Improving public health is one of the primary reasons for investing in sanitation infrastructure like sewer networks or sludge treatment plants. This makes sense: minimising contact with faeces almost certainly means that fewer people will get sick from diseases like diarrhoea or cholera. Tools such as Shit Flow Diagrams provide an overview of a city’s whole sanitation management system, showing how much untreated poop leaks back into the environment at each stage (containment, emptying, transport, treatment and reuse/disposal). And the SaniPath research project has shed very useful light on ways in which people are exposed to faecal pathogens in urban environments.
But to date no-one has developed a comprehensive modelling approach which pulls together the different elements (release of faeces into the environment, transport through the environment, eventual human exposure) into a single model. There are very considerable practical challenges in developing a model of this type: but it could be very useful indeed to municipal planners and other sanitation decision-makers as they try to work out the most cost-effective way of improving sanitation in their city.
In a recently completed study carried out under the Urban Sanitation Research Initiative, researchers with the Institute of Sustainable Futures at the University of Technology Sydney have made a first step towards addressing this, by developing the skeleton outline of a model that could be used to predict the effect of different sanitation interventions on pathogen flows through urban environments, and thus to predict effects on disease risk. It’s an early concept-stage study, but eventually an approach of this type could provide the basis for building a practical model that helps urban policymakers and funders definitively link specific sanitation interventions to health outcomes.
The model is a source-flux-exposure model: it takes into account the source of pathogens (like poorly functioning septic tanks or leaky sewers), how pathogens move across the city (through things like open drains or water bodies, and including die-off), and when and where humans are exposed to pathogens (if food is washed in dirty water or people bathe in a contaminated river, for example). The basic idea is to be able to work out what would happen to the health of a city’s population (expressed through disability-adjusted life years [DALYs] lost) following investments into different sanitation improvements.
For an overview of this project’s aims, methods and findings, see our new Policy Brief.
Or if you want to the whole complicated shebang, the research has just been published, with open access, in the International Journal of Environmental Research and Public Health.

A city’s Head of Sanitation, for example, could be all too aware that half of the city lacks access to decent sanitation facilities: but how can she make the most difference with the resources available to her? Using a model of this type, the Head of Sanitation could see the impact on DALYs if, for example, her department were to fund the expansion of the sewer network to 25% of the population, while covering open drains in the remaining areas.

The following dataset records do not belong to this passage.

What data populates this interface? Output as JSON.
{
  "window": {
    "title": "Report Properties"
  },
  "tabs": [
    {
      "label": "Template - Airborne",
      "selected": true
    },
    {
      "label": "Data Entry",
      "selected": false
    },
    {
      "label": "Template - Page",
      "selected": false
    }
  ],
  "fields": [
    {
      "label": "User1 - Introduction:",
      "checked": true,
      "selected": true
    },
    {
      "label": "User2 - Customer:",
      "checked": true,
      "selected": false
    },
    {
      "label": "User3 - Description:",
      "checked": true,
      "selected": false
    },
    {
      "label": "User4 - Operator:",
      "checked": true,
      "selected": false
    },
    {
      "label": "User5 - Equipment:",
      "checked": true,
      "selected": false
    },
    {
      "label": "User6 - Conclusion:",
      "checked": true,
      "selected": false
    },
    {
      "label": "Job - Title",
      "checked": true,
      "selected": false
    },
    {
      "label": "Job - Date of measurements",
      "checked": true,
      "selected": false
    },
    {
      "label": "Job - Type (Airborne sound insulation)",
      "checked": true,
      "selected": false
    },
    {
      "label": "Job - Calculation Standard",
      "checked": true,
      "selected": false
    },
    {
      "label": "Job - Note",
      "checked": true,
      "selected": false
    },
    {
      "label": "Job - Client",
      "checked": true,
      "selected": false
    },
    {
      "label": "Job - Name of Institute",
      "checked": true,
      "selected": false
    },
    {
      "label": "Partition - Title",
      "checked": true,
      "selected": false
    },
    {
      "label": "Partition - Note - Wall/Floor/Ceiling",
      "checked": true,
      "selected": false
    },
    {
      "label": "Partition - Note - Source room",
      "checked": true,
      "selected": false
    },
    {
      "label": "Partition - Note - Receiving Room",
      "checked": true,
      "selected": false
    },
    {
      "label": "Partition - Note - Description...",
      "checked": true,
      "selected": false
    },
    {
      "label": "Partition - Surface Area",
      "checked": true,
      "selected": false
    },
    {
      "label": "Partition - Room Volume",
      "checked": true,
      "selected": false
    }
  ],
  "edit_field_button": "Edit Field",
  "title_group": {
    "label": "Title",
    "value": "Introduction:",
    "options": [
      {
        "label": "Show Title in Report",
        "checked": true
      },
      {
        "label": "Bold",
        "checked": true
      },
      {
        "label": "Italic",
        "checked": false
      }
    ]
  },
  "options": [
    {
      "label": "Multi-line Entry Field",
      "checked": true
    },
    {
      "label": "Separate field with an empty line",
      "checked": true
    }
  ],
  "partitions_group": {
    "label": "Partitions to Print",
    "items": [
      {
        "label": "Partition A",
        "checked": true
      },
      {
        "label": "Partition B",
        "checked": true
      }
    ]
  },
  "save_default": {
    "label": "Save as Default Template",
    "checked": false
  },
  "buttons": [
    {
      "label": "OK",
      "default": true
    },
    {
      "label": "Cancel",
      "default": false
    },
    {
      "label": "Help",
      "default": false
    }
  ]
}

If data on volumetric flows of faecal sludge and the pathogen load of excreta are available (and that’s a Big Ask in many cities), a model of this type could produce useful real-world results for city sanitation planners and managers. But all of us (the researchers, WSUP, and probably you the reader) are very aware that developing a useful model will be challenging, particularly because of data availability issues. This research has been early work using dummy data for a hypothetical urban area. The next step will be to develop and apply the model in more detail, in a real city: so watch this space!
But even at this early stage, we think this research is useful to encourage people to start thinking more carefully about the complexity of faecal pathogen pathways in urban environments. If you think that just building toilets will resolve faecal-oral diseases rates in your city: stop and think again!
Credits: This research was carried out by Cynthia Mitchell, Freya Mills and Juliet Willetts (University of Technology Sydney) and Susan Petterson (Water and Health Pty Ltd.).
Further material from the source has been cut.